A Lei Smoot-Hawley foi, claro, um dos maiores fracassos da história.
Aprovada em 1930, apesar de contar com a objeção de mais de mil economistas, a lei aumentava impostos (que já eram altos) de bens importados para proteger as indústrias e os agricultores norte-americanos, dando origem a uma guerra comercial que aprofundou a Grande Depressão. Esse é um exemplo perfeito de autoridades tomando decisões para aliviar uma crise – e tornando a crise ainda pior.

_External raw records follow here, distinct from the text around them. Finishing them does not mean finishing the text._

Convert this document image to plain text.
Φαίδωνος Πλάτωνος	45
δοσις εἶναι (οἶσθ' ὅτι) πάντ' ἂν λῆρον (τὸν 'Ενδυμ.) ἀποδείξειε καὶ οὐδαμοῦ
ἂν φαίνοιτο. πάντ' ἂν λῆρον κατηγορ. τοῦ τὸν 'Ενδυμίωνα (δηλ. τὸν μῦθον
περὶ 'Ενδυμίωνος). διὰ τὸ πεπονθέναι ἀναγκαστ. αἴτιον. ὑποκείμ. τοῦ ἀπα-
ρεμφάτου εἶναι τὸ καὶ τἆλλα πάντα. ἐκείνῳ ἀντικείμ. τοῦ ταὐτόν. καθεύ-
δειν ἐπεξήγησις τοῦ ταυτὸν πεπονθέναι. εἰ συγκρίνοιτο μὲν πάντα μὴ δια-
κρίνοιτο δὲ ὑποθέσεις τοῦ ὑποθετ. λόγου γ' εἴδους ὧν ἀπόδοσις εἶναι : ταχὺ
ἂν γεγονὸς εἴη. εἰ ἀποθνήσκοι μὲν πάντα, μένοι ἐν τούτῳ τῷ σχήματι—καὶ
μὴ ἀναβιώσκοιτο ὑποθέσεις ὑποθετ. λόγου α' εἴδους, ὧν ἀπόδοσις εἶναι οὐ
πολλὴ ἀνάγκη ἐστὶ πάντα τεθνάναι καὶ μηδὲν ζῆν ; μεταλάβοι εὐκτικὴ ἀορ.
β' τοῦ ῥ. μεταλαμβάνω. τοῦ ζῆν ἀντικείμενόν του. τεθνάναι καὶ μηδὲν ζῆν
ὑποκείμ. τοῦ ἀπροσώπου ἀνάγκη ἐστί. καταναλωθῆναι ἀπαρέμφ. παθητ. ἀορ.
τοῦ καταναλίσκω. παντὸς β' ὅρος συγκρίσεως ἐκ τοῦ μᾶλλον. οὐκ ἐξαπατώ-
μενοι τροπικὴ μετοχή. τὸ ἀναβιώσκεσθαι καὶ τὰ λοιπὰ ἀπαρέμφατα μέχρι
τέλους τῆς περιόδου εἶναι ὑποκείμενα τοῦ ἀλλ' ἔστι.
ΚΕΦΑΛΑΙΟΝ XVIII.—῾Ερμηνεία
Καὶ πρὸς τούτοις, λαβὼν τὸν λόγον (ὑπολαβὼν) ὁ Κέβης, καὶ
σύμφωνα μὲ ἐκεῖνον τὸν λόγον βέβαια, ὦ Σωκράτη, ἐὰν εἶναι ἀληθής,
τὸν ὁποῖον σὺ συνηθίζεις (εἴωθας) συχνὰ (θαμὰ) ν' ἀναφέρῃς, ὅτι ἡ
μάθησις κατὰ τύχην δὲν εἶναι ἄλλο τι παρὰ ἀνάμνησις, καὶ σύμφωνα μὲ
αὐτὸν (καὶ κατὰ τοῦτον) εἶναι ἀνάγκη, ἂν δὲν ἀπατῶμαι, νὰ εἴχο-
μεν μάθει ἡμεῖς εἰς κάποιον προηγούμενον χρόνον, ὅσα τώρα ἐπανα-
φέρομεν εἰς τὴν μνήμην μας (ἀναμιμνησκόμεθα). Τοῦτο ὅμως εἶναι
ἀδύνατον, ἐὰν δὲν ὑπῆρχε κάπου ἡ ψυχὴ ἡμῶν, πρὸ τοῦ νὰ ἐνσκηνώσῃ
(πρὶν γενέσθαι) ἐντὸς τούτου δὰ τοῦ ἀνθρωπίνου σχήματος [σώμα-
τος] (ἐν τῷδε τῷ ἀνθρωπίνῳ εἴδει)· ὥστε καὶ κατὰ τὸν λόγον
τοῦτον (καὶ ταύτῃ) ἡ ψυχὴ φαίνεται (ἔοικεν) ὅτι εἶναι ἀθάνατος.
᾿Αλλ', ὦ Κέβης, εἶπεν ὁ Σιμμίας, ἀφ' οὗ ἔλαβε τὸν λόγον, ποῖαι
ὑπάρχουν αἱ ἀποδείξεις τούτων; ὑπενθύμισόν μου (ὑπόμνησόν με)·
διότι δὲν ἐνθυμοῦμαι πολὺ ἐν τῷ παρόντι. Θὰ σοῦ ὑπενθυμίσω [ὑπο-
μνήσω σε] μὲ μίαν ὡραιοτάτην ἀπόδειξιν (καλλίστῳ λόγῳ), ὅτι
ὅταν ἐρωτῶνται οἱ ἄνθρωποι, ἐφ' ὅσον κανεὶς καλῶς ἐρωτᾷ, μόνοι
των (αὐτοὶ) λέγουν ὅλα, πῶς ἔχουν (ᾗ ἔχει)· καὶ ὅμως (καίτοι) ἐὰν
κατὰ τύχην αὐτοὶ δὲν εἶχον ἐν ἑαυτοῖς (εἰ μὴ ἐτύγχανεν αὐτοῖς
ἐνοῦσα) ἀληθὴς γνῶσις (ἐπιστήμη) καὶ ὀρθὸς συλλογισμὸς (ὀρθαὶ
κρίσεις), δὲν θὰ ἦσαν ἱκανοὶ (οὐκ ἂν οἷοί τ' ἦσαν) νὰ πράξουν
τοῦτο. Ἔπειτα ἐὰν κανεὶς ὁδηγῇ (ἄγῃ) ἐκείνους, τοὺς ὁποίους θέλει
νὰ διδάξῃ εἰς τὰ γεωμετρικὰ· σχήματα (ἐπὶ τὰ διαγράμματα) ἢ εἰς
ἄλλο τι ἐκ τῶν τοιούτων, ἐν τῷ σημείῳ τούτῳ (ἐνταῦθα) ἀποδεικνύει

O que muitos esquecem é que a Lei Smoot-Hawley não provocou a Depressão. Era foi uma reação à Depressão. Na verdade, ela talvez jamais tivesse sido aprovada sem o catalisador — o Crash de 1929 — que provocou o frenesi nacional. Os republicanos do Senado tinham derrotado o projeto de lei da Câmara controlada também pelos republicanos no ano anterior, mas os defensores do protecionismo encontraram uma crise conveniente na Terça-feira Negra, crise que gerou histeria e permitiu que a lei fosse aprovada. (O presidente Hoover se opunha à lei, mas a sancionou por causa da pressão política, que incluía ameaças de renúncias de vários membros do governo).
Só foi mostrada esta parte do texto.